Average cost per page: $0.013

This package use [GeneralAgent](https://github.com/CosmosShadow/GeneralAgent) lib to interact with OpenAI API.



## Process steps

1. Use the PyMuPDF library to parse the PDF to find all non-text areas and mark them, for example:

![](docs/demo.jpg)

2. Use a large visual model (such as GPT-4o) to parse and get a markdown file.



## DEMO

See [examples/attention_is_all_you_need/output.md](examples/attention_is_all_you_need/output.md) for PDF [examples/attention_is_all_you_need.pdf](examples/attention_is_all_you_need.pdf).



## Installation

```bash
pip install gptpdf
```



## Usage

```python
from gptpdf import parse_pdf
api_key = 'Your OpenAI API Key'
content, image_paths = parse_pdf(pdf_path, api_key=api_key)
print(content)
```

See more in [test/test.py](test/test.py)



## API

**parse_pdf**(pdf_path, output_dir='./', api_key=None, base_url=None, model='gpt-4o', verbose=False)

parse pdf file to markdown file, and return markdown content and all image paths.

- **pdf_path**: pdf file path

- **output_dir**: output directory. store all images and markdown file

- **api_key**: OpenAI API Key (optional). If not provided, Use OPENAI_API_KEY environment variable.

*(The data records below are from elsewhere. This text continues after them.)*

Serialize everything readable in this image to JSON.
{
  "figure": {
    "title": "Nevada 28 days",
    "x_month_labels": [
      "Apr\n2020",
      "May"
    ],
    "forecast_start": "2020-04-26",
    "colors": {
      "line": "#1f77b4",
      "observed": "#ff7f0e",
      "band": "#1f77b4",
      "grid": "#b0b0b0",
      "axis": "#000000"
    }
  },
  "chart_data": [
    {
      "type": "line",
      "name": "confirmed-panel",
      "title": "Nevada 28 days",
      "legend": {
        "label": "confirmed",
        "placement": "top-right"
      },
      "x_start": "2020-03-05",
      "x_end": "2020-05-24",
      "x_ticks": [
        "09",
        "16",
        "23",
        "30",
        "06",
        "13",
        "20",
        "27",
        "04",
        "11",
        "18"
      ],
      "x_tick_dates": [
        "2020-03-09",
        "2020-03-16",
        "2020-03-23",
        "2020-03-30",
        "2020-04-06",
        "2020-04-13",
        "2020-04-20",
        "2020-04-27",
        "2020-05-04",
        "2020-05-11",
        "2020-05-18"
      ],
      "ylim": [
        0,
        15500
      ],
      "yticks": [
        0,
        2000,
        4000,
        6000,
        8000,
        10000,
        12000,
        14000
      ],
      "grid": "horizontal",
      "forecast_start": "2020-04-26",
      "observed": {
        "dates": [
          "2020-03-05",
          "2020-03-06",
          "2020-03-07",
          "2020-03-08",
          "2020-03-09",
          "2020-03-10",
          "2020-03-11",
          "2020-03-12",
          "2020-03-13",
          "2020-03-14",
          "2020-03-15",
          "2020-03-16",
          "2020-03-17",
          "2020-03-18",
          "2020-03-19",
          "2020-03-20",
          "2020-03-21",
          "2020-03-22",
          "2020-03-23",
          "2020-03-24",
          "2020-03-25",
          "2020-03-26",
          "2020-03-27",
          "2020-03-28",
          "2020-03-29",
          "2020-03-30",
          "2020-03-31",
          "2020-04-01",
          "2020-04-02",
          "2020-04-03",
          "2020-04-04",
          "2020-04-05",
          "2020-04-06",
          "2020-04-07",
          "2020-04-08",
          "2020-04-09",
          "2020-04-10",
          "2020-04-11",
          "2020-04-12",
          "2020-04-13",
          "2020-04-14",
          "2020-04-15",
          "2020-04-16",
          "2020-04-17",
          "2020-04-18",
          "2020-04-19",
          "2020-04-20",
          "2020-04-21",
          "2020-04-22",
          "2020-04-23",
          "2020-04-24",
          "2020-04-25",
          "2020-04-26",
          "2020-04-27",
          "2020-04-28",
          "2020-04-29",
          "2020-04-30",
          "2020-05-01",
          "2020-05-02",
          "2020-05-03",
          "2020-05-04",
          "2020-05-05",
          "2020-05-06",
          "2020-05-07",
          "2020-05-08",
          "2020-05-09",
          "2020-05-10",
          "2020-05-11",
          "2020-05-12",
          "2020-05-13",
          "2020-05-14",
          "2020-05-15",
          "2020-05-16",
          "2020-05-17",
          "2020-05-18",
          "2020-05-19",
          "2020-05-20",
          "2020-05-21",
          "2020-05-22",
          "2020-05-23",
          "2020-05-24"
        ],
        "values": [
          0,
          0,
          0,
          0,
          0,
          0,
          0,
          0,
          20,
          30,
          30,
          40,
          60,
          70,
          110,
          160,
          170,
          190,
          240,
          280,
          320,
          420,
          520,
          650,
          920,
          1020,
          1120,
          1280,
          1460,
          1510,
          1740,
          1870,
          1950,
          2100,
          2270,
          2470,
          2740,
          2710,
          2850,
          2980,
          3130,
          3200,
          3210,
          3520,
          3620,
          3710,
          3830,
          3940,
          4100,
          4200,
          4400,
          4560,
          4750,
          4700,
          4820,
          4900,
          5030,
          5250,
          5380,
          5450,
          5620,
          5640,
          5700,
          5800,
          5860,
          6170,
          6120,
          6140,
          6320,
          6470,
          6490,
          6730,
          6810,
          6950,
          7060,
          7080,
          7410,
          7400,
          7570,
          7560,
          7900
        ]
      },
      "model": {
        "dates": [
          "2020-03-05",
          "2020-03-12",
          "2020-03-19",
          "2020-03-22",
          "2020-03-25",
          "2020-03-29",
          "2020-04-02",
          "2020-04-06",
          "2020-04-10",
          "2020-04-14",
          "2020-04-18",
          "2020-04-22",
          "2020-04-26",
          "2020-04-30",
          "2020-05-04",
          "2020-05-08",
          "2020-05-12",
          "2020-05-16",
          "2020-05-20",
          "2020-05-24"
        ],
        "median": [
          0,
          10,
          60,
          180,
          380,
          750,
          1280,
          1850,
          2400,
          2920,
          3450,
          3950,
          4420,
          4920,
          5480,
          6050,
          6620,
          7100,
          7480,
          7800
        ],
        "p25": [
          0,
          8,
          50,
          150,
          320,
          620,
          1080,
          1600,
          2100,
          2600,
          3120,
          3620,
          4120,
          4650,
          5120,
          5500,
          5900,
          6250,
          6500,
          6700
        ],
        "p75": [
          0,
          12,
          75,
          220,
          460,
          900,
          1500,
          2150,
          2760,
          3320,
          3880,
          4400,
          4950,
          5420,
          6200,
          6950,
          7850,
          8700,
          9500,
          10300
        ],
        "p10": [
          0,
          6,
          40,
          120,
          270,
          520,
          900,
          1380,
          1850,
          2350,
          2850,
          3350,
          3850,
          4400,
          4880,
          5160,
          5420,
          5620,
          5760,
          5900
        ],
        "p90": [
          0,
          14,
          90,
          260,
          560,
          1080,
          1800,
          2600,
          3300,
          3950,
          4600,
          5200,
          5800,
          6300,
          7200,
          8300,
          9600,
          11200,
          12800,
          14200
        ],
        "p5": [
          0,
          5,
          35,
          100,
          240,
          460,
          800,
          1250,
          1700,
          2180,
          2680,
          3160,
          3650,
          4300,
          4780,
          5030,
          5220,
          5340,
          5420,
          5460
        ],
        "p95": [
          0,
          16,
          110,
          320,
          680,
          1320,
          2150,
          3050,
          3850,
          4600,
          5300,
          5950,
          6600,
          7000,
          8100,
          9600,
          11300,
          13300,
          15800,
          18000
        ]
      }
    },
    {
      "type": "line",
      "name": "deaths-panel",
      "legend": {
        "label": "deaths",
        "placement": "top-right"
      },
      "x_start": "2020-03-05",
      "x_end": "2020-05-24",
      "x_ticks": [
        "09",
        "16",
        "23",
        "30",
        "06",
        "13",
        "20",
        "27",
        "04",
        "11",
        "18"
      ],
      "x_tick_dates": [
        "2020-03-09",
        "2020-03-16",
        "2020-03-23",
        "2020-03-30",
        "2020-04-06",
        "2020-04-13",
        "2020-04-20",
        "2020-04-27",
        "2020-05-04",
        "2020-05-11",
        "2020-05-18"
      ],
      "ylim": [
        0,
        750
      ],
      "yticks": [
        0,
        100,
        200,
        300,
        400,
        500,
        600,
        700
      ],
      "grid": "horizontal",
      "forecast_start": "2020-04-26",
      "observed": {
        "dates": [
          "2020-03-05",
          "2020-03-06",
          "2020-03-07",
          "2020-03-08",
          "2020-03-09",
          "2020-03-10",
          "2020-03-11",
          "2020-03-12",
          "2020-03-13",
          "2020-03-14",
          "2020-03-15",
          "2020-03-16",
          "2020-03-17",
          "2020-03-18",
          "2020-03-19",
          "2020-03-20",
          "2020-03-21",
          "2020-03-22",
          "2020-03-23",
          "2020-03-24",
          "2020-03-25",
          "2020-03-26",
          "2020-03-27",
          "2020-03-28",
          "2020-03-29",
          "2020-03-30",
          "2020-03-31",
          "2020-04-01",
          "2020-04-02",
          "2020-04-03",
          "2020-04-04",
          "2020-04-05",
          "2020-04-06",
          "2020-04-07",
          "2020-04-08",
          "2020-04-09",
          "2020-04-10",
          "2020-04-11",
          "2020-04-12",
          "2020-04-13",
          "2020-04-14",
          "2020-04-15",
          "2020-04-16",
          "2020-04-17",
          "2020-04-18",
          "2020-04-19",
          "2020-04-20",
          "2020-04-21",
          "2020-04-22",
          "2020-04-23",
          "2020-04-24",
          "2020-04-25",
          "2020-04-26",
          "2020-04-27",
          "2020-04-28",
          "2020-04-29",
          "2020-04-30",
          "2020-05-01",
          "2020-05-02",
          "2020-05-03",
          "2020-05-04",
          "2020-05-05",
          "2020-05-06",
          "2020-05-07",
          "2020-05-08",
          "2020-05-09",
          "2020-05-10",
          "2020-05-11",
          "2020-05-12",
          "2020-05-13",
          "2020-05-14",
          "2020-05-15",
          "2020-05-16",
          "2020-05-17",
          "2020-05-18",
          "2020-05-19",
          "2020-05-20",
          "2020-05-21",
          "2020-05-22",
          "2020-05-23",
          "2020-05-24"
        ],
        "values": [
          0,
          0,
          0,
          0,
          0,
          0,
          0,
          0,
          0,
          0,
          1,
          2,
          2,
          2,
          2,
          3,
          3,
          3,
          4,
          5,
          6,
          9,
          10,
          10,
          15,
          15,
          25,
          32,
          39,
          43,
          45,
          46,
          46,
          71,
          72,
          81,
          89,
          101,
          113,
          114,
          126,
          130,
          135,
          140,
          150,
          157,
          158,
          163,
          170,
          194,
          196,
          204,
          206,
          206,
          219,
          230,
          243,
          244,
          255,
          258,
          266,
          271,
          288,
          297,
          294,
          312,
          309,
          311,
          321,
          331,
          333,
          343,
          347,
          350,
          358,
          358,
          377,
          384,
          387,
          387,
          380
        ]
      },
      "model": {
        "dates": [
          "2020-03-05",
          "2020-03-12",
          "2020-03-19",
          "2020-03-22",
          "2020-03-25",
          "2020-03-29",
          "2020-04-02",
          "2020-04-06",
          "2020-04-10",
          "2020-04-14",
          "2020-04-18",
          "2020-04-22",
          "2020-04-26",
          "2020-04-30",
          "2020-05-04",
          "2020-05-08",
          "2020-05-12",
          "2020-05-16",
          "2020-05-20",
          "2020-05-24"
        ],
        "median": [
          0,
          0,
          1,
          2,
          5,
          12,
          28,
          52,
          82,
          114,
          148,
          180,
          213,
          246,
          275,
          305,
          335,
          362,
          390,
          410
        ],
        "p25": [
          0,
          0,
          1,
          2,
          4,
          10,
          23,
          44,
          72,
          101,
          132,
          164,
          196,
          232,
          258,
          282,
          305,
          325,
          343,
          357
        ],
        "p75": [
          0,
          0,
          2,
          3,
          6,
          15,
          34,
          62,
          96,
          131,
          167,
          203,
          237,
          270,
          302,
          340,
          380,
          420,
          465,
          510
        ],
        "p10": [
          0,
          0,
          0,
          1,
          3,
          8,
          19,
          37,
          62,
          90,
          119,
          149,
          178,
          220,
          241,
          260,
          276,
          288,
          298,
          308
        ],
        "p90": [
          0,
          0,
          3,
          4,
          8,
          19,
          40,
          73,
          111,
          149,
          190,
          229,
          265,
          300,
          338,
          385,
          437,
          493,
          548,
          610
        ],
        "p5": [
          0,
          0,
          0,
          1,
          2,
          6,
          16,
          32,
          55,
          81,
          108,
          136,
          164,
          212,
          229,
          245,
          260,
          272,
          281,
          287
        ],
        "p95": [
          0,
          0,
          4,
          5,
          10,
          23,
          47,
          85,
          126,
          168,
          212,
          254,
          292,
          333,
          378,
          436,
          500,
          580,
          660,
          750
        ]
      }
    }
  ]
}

- **base_url**: OpenAI Base URL. (optional). If not provided, Use OPENAI_BASE_URL environment variable.

- **model**: OpenAI Vison LLM Model, default is 'gpt-4o'. You also can use qwen-vl-max

- **verbose**: verbose mode

- **gpt_worker**: gpt parse worker number. default is 1. If your machine performance is good, you can increase it appropriately to improve parsing speed.